Roger Frey, Engagé dans les Forces françaises libres (bataillon du Pacifique) en 1940, nommé par le général de Gaulle chargé d'une mission auprès du général Mac Arthur en Extrême-Orient en 1945, Membre du comité directeur du RPF ( le mouvement gaulliste) en 1947 et en devient le trésorier en 1951. Il siège à l'Assemblée de l'Union française dès 1952  et il s’active lors de la crise de mai 1958 à préparer le retour de De Gaulle au pouvoir. Il est nommé membre du comité consultatif constitutionnel. Secrétaire général de l'Union pour la Nouvelle République (UNR) en 58 et 59. Devenu un des barons du Gaullisme,  il est ministre de l’intérieur pendant la guerre d’Algérie puis Ministre d'État chargé des relations avec le Parlement et président du conseil constitutionnel

  • Les visites de De Gaulle en Calédonie :

Du 9 au 11 septembre 1956 : Première visite du général de Gaulle sur le territoire. Il arrive à Nouméa à bord du paquebot-mixte des Messageries maritimes, Le Calédonien. L'accueil fut " France Libre " toutes les embarcations disponibles étaient là, en rade, pour  le recevoir. Le discours eût lieu Place des Cocotiers.

Il fit ensuite unetournée sur la Grande terre. Le Général de Gaulle est reçu comme un chef d’État par les autorités civiles et militaires et par ses compagnons. Mais ce qui frappe dans ce périple, c’est la liesse populaire. Les habitants se déplacent, souvent à pied et de loin, pour venir le voir et pour essayer de lui serrer la main. Des élus insistent pour qu’il s’arrête dans leur commune. Bien que le plus souvent autonomistes, les leaders politiques accueillent chaleureusement Charles de Gaulle, le résistant, le rebelle, le libérateur de la nation. Sa visite déclenche un enthousiasme rapporté par la presse locale et le correspondant de l’AFP

En 1966, le général de Gaulle et son épouse arrivent en Nouvelle-Calédonie le 3 septembre, accompagnés du ministre Pierre Billotte, ministre d’État chargé des Dom-Tom, et de Jacques Foccart.

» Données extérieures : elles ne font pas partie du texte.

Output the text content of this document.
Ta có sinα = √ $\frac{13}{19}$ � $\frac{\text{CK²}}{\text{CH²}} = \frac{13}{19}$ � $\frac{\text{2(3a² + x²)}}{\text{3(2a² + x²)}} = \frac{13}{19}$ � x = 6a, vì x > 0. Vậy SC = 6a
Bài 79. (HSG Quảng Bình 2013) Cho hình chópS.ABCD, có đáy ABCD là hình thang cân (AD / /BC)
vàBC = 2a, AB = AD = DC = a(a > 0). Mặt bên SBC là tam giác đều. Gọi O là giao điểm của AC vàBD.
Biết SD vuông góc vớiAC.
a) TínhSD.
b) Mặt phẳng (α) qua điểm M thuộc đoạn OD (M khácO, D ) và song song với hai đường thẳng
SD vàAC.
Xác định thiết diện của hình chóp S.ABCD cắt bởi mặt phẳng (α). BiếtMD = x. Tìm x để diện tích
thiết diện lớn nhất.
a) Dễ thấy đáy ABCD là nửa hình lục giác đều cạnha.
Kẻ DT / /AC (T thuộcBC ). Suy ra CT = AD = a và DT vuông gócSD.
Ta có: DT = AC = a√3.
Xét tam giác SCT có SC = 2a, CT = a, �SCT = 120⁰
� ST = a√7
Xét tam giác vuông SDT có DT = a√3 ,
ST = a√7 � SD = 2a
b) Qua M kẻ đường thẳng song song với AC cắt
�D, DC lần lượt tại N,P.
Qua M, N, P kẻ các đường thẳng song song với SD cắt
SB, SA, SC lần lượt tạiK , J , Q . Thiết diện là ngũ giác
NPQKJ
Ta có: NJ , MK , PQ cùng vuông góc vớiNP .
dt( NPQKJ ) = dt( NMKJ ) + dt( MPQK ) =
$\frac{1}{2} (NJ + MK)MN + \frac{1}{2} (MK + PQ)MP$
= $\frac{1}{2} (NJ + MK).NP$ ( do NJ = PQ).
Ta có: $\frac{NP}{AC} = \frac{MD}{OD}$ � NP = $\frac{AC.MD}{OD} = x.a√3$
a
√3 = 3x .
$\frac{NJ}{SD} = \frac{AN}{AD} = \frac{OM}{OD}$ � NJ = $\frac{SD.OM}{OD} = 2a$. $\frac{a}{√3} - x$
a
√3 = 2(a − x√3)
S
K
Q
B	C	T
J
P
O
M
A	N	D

La Nouvelle-Calédonie, qui n'avait jamais reçu encore la visite d'un président de la République, s'apprête à réserver un accueil exceptionnel au général de Gaulle, qui y passera l'après-midi du 3 et les journées des 4, 5 et 6 septembre.

Nouméa, où quinze mille personnes sont attendues, et Houaïlou, sur la côte est de l'île, constitueront les deux principales étapes du chef de l'État. Sur la côte est, où les rivières ne sont franchissables que par bac, les autorités auront fort à faire pour assurer dans des conditions satisfaisantes le transport des habitants désireux de participer aux manifestations. L'accueil est bon enfant et sympathique dans cette France du bout du monde.

A Nouméa, il dépose une gerbe sur le Monument aux Morts de la place Courbet (désormais place Bir Hakeim), on peut entendre dans le discours du Général : " vous devez dans la paix, comme vous l'avez fait dans la guerre, être pour toute notre communauté nationale un exemple d'effort, de fraternité et de progrès. Vous avez un rôle français à jouer dans cette partie du monde. Vous êtes un morceau de la France, vous êtes la France Australe.

Lors de cette visite, il évoque la nécessité de créer un pôle économique dans le Nord ainsi que la construction d’une seconde usine de nickel dans cette région de la France australe afin de casser le monopole de la SLN.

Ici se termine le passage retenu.